I have the great fortune to be involved in a women’s group in my small town that’s full of incredible people. Every one of these women is very different. We meet as a group once a week to discuss a topic or do a craft or hear a speaker. The group was created to bring women in our small community together to support one another and connect on a deeper level. I am so beyond grateful to to the woman who created and runs the group, and appreciative of all the women who attend.

Last night we did a vision board craft. Everyone brought poster board and magazines, stickers, markers, glue. There was a lot of talking, a lot of laughing, a lot of connecting. We were all working on the same craft: vision boards. And every single board was different. Of course it was. We are all different. We all have different goals, different joys, different ideas of success. Of course we do. Of course our boards would all contain different images, words, colors.

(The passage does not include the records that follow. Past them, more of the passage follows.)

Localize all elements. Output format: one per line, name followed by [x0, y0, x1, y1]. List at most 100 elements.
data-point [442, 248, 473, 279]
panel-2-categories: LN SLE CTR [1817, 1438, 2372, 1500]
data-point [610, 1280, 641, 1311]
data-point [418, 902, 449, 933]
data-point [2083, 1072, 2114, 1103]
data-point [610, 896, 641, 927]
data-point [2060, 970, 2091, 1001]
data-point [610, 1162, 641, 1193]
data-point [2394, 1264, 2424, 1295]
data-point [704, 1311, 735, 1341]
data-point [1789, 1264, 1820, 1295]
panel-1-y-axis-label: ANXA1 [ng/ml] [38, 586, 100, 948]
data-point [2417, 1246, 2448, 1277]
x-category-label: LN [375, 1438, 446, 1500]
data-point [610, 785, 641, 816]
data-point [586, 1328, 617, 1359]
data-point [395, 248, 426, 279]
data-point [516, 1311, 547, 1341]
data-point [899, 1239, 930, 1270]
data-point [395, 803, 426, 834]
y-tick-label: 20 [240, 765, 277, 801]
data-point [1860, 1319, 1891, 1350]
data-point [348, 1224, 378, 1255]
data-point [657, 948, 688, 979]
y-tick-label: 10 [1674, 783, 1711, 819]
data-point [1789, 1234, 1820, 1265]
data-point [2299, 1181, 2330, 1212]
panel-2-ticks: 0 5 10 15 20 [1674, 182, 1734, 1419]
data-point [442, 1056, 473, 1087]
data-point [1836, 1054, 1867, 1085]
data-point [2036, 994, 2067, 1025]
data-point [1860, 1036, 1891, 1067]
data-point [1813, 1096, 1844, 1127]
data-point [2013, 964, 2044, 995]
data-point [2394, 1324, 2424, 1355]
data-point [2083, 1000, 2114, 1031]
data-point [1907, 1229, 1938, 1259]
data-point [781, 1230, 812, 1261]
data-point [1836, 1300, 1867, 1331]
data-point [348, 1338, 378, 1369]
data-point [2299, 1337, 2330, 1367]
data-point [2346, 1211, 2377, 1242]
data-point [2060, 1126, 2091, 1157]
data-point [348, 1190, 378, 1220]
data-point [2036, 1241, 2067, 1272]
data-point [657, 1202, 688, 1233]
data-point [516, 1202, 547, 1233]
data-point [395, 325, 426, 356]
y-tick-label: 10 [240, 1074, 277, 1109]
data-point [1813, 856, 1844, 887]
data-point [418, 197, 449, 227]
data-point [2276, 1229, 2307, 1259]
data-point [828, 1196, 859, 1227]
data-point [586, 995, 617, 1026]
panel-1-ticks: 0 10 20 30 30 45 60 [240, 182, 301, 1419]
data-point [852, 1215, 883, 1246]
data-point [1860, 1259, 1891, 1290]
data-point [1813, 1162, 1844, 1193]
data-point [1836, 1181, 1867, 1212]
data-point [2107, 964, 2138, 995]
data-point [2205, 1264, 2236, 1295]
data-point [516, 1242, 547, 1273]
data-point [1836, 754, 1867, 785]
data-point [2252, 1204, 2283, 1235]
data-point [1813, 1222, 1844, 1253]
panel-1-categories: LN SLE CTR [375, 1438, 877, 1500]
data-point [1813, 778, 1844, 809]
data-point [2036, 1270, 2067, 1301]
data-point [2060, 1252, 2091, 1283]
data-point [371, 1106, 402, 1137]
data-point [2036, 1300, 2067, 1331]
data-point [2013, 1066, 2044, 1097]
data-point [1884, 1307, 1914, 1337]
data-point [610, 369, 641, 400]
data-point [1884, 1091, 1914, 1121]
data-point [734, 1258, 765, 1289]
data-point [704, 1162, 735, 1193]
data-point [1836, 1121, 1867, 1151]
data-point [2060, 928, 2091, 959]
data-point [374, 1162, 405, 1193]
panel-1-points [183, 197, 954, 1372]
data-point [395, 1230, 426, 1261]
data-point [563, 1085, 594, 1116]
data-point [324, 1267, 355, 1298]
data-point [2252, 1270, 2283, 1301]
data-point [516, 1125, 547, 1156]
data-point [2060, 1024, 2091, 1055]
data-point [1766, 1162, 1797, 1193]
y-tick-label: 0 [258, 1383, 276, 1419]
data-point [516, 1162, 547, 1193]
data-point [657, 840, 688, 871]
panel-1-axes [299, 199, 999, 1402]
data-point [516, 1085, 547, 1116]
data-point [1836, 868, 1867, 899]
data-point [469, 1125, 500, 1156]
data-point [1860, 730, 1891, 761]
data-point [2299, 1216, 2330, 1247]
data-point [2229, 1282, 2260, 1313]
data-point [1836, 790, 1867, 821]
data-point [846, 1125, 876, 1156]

Success’ literal meaning, dictionary wise, is the accomplishment of an aim/purpose.

That’s it.

You set a goal. You achieve it. Success.

That’s the magic formula.

Why then do we have these vastly wildly beautifully different ideas of what success is? Because everyone’s goals are different.

And if you’re truly lucky, if you’re really living your life, your goals are always changing, growing, getting better and different.

My hope for all these woman, myself included, is that our vision boards are reminders for our current goals, that we achieve them, that we create new vision boards that look radically different than these, repeat.

What does your vision board look like?